Las despedidas siempre son tristes, como lo es levantarse solo cada mañana, como lo son los domingos por la tarde, como lo es fumarse un cigarro sin el sexo previo, como lo son esas calles olvidadas del puerto.

Me despediré de ti antes de romperme por completo. La solución final pasa, creo, por mirar a Medusa a los ojos, convertirme en un gigante de piedra y que pasen los años, que pase el duelo, dejar de sentir y que nada importe.

Que nada importe, ni siquiera yo, ni siquiera tú.

 

Sueño eterno.

El recuerdo de tus labios ha vuelto a hacer de despertador y sigo sin querer moverme de la cama. Soy fiel seguidor del Principio de Arquímedes desde que entré en tu vida y pude observar cómo sólo querías verme salir.

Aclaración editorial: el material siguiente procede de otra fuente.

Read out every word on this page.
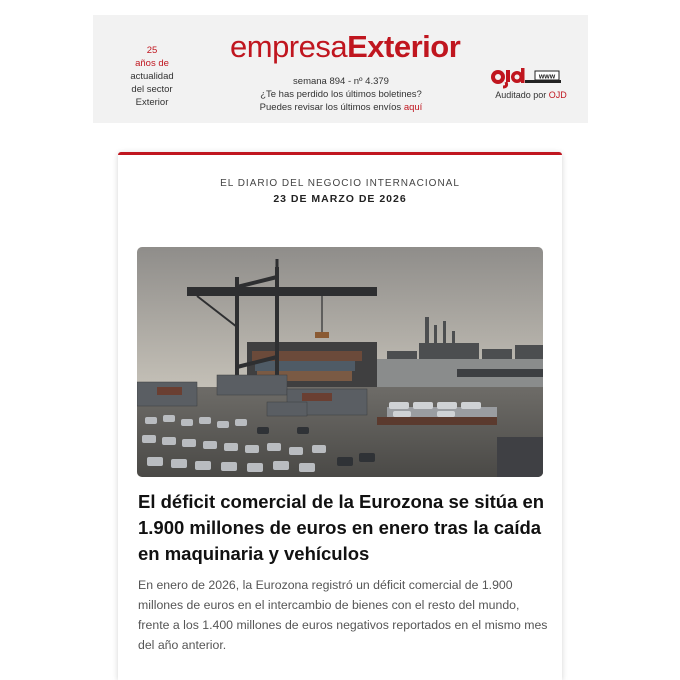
25
años de
actualidad
del sector
Exterior
empresaExterior
semana 894 - nº 4.379
¿Te has perdido los últimos boletines?
Puedes revisar los últimos envíos aquí
www
Auditado por OJD
EL DIARIO DEL NEGOCIO INTERNACIONAL
23 DE MARZO DE 2026
El déficit comercial de la Eurozona se sitúa en 1.900 millones de euros en enero tras la caída en maquinaria y vehículos
En enero de 2026, la Eurozona registró un déficit comercial de 1.900 millones de euros en el intercambio de bienes con el resto del mundo, frente a los 1.400 millones de euros negativos reportados en el mismo mes del año anterior.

El problema de vivir es que nunca llegamos a tiempo a los hechos, que nuestras acciones siempre llegan tarde y las palabras se acaban borrando incluso hasta de nuestra memoria y acaban siendo inservibles. Somos un compendio de errores, víctimas de nuestros propios actos.

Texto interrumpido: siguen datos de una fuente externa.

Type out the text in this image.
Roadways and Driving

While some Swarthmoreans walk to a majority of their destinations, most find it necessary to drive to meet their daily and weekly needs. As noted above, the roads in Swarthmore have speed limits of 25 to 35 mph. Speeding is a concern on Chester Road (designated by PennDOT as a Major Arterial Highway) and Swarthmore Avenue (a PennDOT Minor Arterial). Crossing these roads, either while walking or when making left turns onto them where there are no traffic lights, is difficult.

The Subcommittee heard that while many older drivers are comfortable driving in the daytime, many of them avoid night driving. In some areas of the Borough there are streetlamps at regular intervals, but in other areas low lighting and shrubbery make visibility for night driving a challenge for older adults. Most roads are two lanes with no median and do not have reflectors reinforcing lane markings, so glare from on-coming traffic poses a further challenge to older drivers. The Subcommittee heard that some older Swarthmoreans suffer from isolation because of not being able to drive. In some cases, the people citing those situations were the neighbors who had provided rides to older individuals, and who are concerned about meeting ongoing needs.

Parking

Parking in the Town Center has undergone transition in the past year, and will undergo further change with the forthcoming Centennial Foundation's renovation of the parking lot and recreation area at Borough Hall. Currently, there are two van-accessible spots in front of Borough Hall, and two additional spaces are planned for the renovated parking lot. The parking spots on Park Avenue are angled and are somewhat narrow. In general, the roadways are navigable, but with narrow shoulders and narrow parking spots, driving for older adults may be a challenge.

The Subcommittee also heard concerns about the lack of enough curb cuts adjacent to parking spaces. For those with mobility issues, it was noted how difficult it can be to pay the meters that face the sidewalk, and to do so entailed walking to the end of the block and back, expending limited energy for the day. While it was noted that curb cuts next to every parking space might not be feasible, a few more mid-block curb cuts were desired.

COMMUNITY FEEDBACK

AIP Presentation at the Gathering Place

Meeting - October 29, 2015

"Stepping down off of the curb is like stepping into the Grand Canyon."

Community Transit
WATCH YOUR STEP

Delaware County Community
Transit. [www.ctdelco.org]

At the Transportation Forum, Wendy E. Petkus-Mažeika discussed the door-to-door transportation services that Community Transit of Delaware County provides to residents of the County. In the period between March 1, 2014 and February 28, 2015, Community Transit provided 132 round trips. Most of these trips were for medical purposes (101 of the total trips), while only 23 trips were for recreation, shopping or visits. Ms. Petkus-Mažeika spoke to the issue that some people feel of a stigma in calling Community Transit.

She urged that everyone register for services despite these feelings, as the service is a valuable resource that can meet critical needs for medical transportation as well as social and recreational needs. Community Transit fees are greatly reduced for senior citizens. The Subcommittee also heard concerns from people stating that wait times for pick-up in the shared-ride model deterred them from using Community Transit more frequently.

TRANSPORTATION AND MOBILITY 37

Desde que me crucé con tus ojos no me gustan las promesas, lo hice tantas veces antes sin que sirviera para nada que no pienso volver a intentarlo. Desde que dije aquel adiós tengo una lista de palabras prohibidas que no quiero volver a pronunciar.

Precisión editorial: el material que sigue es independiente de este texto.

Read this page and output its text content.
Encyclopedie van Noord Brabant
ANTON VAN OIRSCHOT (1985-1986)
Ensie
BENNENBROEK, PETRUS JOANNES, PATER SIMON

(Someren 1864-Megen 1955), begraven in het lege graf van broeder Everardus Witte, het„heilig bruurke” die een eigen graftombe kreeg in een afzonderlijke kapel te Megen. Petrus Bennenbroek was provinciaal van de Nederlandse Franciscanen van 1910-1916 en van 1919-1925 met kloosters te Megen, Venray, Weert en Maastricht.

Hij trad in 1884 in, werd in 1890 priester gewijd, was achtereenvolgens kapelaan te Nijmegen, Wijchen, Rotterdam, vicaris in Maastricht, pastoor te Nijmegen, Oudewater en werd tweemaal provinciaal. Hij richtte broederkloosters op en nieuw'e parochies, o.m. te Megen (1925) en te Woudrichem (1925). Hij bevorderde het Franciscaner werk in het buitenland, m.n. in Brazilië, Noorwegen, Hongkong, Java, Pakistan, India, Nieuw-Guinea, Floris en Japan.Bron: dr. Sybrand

Han empezado a gustarme ahora las tardes en solitario, de paseos sin coger a nadie de la mano, de cafés solos y lecturas largas. He aprendido, al fin, a soportarme en silencio, a gritar por la ventana canciones de Sigur Rós que ni siquiera entiendo, a recordar tu nombre sin que se me encoja el estómago, a abrir los ojos sin sentirme culpable. Cambian tanto los tiempos, las mentes, la gente. Hemos cambiado tanto nosotros, desde aquel día que bajaste de un tren y me besaste sin que me diera tiempo a preguntar qué tal estabas. Y estoy muerto por dentro desde que he olvidado cómo suena tu voz, o quizá es que estoy más vivo que nunca y ni siquiera sé reconocerlo.

Dejar de pensar, sentir de más, la urgencia, la necesidad, y esta sensación de estar dentro de una espiral que nunca me acaba de abandonar. Ya no me interesan todas esas cosas que me puedan hacer daño, bastantes agujeros de bala tengo ya en el pecho como para afrontar alguno más.

Aquí estamos haciendo de buenos y malos, hipnotizados, sin saber qué señales debemos seguir para llegar a algún lugar donde sentirnos seguros. Desorientados otra vez, desconectados el uno del otro cada vez que dejamos de hablarnos. Que ya no sé separar la rutina de la ficción y sólo hago que tachar frases de páginas en blanco porque no puedo dejar de autorretratarme en cada historia sin darme cuenta.

La rueda nunca ha dejado de girar y aquí estoy, el primero del pelotón, pero no puedo pelear de nuevo. Es tiempo de bandera blanca.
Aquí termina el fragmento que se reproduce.